BHP is set to expand its use of a custom-built iOS app for the scheduled maintenance of haul trucks to all its mines following a successful pilot at its Daunia metallurgical coal mine in Queensland.
The company said over the weekend that the app had been used to implement standardised work processes in truck maintenance.
The standardisation focus is a key component of a framework that BHP is creating called the BHP operating system or BOS.
The company said it has a fleet of 16 haul trucks at the BHP Mitsubishi Alliance (BMA) Daunia mine that operate around the clock to “shift around 226 tonnes of coal or overburden (soil and rock) every load”.

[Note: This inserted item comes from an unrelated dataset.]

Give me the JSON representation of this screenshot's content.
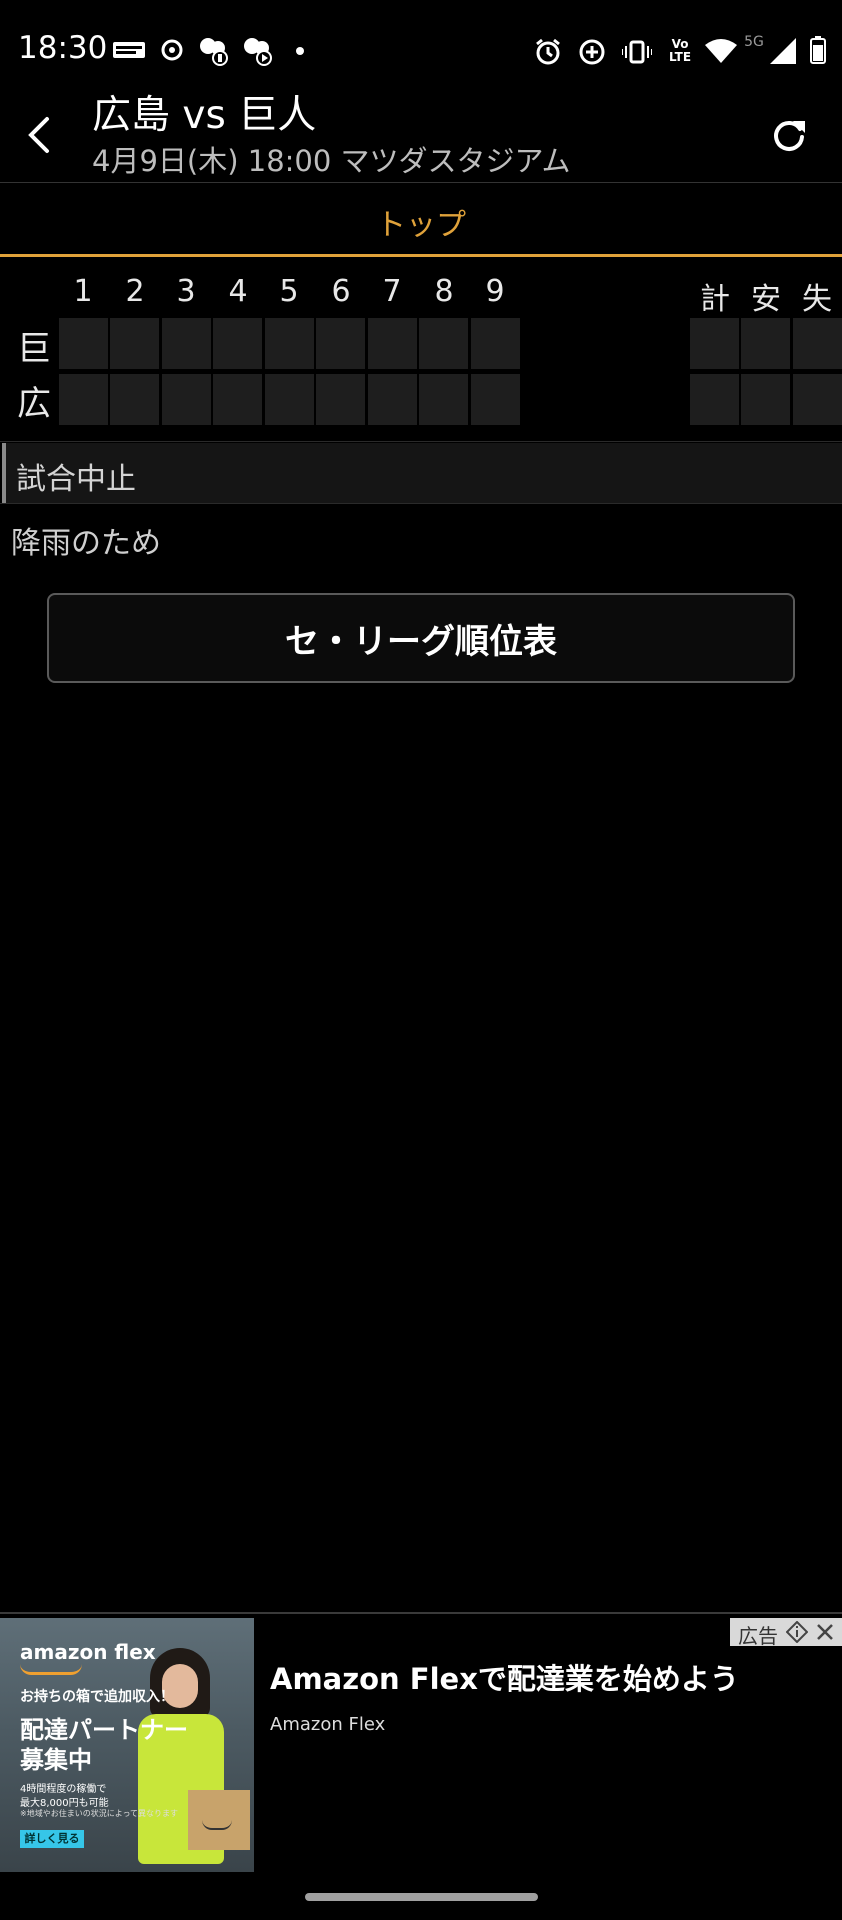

The trucks are serviced every 250 hours - which equates to every fortnight.
BHP said that standardising preparations for the maintenance of trucks reduced the time required to service each vehicle.
“We reduced the average truck downtime for a regular truck service from two hours to just 40 minutes - a saving of one hour and 20 minutes for each truck a fortnight, or a potential 10 hours of extra work each week for the fleet,” the company said.
“We did three things to transform our work: introduced a dedicated service bay; allowed maintainers time to set up tooling and service kits before the truck enters the workshop; and introduced technology to design, monitor and improve the way we work.”
A key part of the standardisation comes in the form of an iOS app that walks maintainers through the process of servicing the trucks.
“The app means we complete the service the same way every time and it is interactive, so we can continue making suggestions through it to improve what we do,” the company said.
The trial was deemed successful enough to expand the use of the approach - and therefore the technology underpinning it.
“We are about to roll out a similar approach for our larger trucks (363 tonne payload) and will shortly progress to bulldozer servicing,” BHP said.
“The truck service improvements and the associated technology are transferable.
“It is being trialled at two other BHP mine sites and, with a few tweaks to suit each site, looks set to be implemented across all BHP-operated mine sites.”